Flick, che fine ha fatto il Barcellona-champagne? Blaugrana incostanti e fragili: così non si va lontanoTUTTOmercatoWEB.com
© foto di Getty/Uefa/Image Sport
sabato 7 dicembre 2024, 19:10Champions Insights
di Matteo Bordiga

No, proprio non ci siamo.

Il Barcellona non sa più vincere

Il Barcellona di Hansi Flick, esclusa la parentesi isolata di Mallorca, in Liga non sa più vincere. E, quasi sempre, per lo stesso motivo: non riesce a stare “dentro” la partita per novanta minuti, a leggere i momenti e le situazioni-chiave della gara, a reggere difensivamente quando viene preso d’assalto da avversari che posseggono tecnica, ritmo e qualità dalla trequarti in su.

Il Betis Siviglia, questo pomeriggio, ha largamente meritato il pareggio (2-2) contro i blaugrana. Pedri e compagni sono stati incostanti nell’arco del match, e soprattutto non hanno retto la pressione dello stadio “nemico” una volta passati in vantaggio, cedendo campo ai biancoverdi e calando progressivamente anche dal punto di vista fisico.

Contro il Betis solo sprazzi di classe blaugrana e tanti black-out difensivi

Il Barcellona è una squadra giovane, e questo si sapeva fin dall’inizio. Ma è anche una squadra talentuosissima guidata da un tecnico esperto, e si presuppone che abbia maggior capacità di tenere botta nei momenti di difficoltà che, fisiologicamente, si incontrano all’interno di un match.

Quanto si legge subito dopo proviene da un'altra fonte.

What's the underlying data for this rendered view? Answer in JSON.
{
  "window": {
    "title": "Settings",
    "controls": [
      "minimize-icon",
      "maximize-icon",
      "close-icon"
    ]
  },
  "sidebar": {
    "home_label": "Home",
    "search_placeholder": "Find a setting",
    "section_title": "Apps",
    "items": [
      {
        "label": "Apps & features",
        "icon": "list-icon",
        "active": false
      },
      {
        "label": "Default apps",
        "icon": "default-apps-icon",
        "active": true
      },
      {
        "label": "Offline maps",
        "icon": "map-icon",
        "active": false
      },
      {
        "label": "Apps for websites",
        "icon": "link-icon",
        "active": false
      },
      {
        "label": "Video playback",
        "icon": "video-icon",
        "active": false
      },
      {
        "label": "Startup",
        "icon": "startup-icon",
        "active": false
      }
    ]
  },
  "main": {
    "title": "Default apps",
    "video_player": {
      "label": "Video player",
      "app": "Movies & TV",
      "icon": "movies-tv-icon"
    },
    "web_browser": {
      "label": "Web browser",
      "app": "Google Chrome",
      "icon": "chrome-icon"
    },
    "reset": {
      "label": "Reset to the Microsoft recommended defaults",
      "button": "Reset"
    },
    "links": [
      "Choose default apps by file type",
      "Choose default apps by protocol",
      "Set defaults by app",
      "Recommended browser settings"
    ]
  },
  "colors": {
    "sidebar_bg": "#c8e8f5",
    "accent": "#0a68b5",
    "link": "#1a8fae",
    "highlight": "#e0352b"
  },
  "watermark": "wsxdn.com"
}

Invece a Siviglia il Betis ha iniziato la sfida meglio dei catalani (solo per miracolo i padroni di casa nel primo tempo non sono passati in vantaggio) e l’ha finita meglio, più reattivo e determinato. In mezzo il Barça ha mostrato lampi della sua classe. Lampi, appunto, disseminati lungo una prestazione deficitaria e altalenante. L’elemento che emerge con maggiore evidenza è la scarsa tenuta della retroguardia di Flick, che continua a mostrare al mondo intero come NON si marcano gli attaccanti avversari e concede in media (quasi) a chiunque dalle quattro alle sei palle gol nitide a partita.

Yamal migliore in campo per distacco

E allora non bastano l’inesorabile concretezza di Lewandowski e i guizzi del prodigio Yamal, anche oggi decisivo sull’1-1 con un assist spaziale per il provvisorio 1-2 di Ferran Torres e con una serie di giocate degne del suo illustre predecessore argentino che indossava la maglia numero 10…

Il Barcellona si sta “divertendo” a buttare via la Liga, facilitando la rincorsa di Real Madrid e Atletico Madrid. E anche in Champions League, con questo atteggiamento, i catalani non andranno lontano.